Acontece que essa ideia é falsa, uma vez que, tanto os usuários das redes sociais devem ter responsabilidade por suas publicações, quanto as plataformas devem zelar e fiscalizar o ambiente digital, para que não se tornem cenários para práticas de crimes, abuso e pornografia infantil, incentivo a atividades nocivas e perigosas, entre outros.
Além disso, o algoritmo, que é criado para conhecer os hábitos os usuários e oferecer conteúdos direcionados, deve ser também programado para impedir práticas abusivas, especialmente relacionadas a crianças e adolescentes. Daí a importância de se criar uma legislação específica e direcionada a este tema.
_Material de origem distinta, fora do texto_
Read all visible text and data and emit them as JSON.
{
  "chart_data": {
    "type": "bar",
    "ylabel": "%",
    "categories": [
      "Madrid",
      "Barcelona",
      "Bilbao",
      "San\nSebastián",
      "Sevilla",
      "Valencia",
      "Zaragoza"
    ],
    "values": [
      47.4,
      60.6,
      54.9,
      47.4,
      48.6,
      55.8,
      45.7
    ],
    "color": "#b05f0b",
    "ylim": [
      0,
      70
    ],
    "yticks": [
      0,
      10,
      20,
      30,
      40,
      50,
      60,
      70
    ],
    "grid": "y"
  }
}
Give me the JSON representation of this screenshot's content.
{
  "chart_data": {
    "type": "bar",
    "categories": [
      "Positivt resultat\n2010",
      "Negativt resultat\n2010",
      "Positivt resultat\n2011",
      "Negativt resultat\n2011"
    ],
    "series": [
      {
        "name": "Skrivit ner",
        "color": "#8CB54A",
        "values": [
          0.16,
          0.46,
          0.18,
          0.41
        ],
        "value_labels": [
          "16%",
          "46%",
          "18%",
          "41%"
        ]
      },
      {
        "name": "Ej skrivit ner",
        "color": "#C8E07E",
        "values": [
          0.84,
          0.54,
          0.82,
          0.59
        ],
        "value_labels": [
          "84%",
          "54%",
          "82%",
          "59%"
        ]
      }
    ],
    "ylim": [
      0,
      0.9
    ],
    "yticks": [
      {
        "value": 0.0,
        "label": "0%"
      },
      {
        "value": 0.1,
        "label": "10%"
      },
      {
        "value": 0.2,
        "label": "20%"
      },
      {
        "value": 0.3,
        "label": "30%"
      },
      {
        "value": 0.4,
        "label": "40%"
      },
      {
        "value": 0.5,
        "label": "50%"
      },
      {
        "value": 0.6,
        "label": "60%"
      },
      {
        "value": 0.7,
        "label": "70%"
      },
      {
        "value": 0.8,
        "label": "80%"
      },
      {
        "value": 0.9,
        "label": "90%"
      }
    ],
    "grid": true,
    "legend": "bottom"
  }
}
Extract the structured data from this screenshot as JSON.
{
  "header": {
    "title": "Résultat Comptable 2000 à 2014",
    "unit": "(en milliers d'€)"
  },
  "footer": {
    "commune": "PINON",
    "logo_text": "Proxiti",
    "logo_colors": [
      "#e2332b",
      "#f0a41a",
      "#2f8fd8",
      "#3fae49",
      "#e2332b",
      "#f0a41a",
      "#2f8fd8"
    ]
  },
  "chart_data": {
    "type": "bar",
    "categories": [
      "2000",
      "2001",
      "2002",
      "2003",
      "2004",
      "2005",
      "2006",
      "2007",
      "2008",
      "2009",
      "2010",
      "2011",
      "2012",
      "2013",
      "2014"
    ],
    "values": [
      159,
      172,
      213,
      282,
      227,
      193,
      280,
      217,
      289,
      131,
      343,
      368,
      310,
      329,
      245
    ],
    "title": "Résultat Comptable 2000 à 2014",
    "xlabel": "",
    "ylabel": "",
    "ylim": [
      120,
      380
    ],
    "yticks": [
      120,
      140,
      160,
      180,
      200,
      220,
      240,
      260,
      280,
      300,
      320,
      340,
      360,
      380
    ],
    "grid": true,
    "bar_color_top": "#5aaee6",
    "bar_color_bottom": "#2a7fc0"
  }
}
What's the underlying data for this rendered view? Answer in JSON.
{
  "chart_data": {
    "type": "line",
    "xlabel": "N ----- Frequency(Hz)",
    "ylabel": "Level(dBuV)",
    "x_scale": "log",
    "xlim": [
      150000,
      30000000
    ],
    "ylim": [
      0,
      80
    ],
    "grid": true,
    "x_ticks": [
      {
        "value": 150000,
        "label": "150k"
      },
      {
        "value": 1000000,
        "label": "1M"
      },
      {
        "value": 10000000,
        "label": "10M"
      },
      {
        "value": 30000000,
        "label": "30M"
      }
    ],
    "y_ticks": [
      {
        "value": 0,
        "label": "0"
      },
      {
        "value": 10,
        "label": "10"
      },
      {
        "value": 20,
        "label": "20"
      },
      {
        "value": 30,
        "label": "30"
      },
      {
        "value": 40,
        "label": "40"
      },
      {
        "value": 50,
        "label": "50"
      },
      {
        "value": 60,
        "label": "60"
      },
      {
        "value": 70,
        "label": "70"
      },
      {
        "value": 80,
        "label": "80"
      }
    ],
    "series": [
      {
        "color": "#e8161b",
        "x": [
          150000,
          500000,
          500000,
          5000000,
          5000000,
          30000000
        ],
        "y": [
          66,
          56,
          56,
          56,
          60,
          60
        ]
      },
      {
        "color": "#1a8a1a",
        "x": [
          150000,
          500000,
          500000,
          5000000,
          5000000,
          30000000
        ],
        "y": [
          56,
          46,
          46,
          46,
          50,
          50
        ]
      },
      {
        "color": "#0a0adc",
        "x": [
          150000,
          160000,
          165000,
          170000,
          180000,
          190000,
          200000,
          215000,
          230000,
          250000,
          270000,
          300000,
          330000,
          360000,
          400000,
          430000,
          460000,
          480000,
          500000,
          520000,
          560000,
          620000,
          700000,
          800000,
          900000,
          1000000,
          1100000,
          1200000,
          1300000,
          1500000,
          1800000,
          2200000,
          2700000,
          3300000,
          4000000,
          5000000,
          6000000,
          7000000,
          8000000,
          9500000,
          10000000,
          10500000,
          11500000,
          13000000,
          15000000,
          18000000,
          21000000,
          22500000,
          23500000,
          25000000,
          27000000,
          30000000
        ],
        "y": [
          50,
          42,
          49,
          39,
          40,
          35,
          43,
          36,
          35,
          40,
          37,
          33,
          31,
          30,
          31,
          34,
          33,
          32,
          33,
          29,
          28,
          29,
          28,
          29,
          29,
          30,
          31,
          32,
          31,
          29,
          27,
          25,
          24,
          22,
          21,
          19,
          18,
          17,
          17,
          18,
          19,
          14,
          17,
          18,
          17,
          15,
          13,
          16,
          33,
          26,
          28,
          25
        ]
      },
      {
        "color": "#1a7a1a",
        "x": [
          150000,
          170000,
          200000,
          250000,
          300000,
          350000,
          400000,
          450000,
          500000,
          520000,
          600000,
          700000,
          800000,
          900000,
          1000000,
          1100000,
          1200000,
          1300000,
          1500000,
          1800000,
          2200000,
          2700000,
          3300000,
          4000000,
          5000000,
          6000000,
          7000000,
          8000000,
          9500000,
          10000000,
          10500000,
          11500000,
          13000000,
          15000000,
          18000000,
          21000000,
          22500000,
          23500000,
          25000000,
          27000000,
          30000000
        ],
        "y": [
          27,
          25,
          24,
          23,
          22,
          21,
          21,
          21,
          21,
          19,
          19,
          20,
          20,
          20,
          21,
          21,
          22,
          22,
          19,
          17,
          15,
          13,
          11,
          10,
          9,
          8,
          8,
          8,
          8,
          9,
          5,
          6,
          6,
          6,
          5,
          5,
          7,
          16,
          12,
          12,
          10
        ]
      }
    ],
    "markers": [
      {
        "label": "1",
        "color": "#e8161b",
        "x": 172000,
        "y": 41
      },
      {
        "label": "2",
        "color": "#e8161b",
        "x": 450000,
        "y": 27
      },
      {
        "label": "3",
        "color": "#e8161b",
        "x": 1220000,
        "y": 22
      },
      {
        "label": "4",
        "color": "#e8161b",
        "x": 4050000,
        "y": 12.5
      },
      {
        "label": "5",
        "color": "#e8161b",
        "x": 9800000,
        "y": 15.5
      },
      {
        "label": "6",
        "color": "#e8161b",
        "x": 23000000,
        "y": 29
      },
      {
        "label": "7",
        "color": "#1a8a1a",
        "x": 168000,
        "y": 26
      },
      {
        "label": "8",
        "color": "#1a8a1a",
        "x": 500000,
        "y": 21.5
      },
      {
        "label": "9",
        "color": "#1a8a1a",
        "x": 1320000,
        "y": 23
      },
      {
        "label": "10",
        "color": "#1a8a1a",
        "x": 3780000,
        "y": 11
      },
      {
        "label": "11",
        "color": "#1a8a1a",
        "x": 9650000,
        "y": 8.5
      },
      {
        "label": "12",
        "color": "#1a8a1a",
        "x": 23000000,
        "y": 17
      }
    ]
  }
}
Como a senhora enxerga a discussão sob o prisma de ‘liberdade de expressão’ e em que medida uma proposta de lei pode ser restritiva a que as pessoas se expressem?
A liberdade de expressão não é objeto desse debate. Trata-se da proteção de criança e do adolescente. Quando se trata da proteção à infância, deve haver controle de todos os lados, tanto na exposição de crianças e adolescentes, quanto no conteúdo a eles direcionados, em forma de publicidade ou entretenimento. E esta é uma responsabilidade de todos os envolvidos.
E quanto à responsabilidade das plataformas de rede social? Como enxerga o papel das ‘big techs’ neste tema?
Entendo que deve haver responsabilidade das “big techs”, tanto na fiscalização do conteúdo, que envolve crianças e adolescentes, na resposta às denúncias recebidas, quanto no estabelecimento de protocolos de segurança que devem ser seguidos por todos os usuários das redes sociais. E em especial, e isso é algo invisível, no estabelecimento de algoritmos que impeçam ou dificultem a disseminação de publicações envolvendo crianças e adolescentes.